It's no surprise Flaherty likes the policies long peddled by Crowley. But is it appropriate for the finance minister to use his prestigious government position to essentially fund raise for a right-wing think-tank?

A Flaherty aide denied yesterday that any fundraising was involved. But what then went on at the private dinner that Flaherty hosted for Crowley's new institute at Toronto's swank Albany Club this month? (Flaherty's letter mentioned that he'd like to see the institute become a "well-financed organization.")

Certainly Flaherty's letter suggests a level of coziness between his department and right-wing think-tanks that might make many Canadians uncomfortable.

The department recently put out a press release celebrating "Tax Freedom Day," thereby lending credibility to the controversial anti-government propaganda campaign promoted by the ultra-right Fraser Institute.
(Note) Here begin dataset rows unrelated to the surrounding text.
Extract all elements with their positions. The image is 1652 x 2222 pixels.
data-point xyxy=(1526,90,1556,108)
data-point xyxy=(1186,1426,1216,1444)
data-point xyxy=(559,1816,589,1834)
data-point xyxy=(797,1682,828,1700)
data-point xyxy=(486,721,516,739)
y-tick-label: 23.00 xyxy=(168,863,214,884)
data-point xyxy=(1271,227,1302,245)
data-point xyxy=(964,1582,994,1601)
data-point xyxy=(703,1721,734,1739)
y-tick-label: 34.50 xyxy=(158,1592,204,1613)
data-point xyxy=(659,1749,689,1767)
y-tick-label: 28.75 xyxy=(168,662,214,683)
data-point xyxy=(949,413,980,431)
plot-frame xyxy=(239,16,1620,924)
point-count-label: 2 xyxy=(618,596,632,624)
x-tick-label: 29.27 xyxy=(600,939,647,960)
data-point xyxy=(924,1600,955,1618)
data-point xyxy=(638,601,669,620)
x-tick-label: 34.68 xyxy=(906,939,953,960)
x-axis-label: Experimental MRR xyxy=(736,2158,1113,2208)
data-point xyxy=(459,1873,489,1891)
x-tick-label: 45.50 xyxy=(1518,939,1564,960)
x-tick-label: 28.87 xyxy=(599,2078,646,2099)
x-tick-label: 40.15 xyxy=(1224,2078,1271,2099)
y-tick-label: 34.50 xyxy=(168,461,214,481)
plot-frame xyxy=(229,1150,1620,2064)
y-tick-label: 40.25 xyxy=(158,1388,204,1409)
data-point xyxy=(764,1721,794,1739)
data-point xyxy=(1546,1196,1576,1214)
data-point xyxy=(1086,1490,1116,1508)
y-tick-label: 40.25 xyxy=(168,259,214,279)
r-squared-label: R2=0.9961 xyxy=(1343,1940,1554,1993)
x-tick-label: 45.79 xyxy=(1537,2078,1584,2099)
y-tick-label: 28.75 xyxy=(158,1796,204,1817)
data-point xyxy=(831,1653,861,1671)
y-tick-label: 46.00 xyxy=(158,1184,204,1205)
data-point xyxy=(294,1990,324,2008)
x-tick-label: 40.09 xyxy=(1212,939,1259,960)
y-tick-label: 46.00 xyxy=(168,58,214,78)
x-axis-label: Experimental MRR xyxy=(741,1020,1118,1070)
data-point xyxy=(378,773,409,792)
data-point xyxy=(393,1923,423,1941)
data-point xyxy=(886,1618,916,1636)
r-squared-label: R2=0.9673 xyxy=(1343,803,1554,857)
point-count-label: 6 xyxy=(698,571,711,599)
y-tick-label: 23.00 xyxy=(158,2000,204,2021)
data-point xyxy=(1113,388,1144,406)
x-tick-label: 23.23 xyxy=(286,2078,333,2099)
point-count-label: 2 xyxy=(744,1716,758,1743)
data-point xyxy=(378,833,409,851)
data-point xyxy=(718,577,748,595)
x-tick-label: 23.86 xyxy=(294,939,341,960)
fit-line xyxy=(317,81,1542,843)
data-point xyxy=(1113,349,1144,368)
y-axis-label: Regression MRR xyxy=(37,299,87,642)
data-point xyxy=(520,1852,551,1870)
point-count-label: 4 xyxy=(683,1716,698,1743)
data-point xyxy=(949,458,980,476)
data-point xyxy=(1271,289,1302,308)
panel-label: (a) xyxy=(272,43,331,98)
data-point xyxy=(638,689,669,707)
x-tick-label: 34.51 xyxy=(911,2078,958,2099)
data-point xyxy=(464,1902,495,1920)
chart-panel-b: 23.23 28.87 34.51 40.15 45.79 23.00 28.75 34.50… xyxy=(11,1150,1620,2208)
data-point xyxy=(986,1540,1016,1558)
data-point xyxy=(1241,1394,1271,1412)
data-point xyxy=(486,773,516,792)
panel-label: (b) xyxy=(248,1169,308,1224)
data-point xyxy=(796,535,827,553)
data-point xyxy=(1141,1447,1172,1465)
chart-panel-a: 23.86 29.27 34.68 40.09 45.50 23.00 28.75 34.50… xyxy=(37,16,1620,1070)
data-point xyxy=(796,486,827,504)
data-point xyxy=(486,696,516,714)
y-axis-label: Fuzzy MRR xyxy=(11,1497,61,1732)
Flaherty also spoke at a gala Fraser Institute event in Ottawa last November (along with his former boss Mike Harris).

As for Crowley, Flaherty already showed fondness for his work at AIMS -- which includes attacks on public health care -- by bringing him into finance as a high-level adviser.

Flaherty is clearly keen to see yet another high-powered think-tank churning out material supporting tax cuts, smaller government, deregulation, privatization -- the business-favoured agenda that's shaped economic policies for the past few decades and led to a dramatic rise in inequality.

Given the extent of the economic crisis that's happened under this agenda, one would hope Ottawa would be rethinking its faithful adherence. And in their public posture and apparent support for government stimulus spending, the Harperites have tried to present themselves as open to new approaches.

Don't be fooled. When it comes to stimulating the economy, Flaherty is already tapping his foot impatiently at the exit. And, as his letter in support of the new think-tank suggests, what he really wants isn't fresh economic ideas, but lots of Bay Street money to help him flog the ghastly old ones.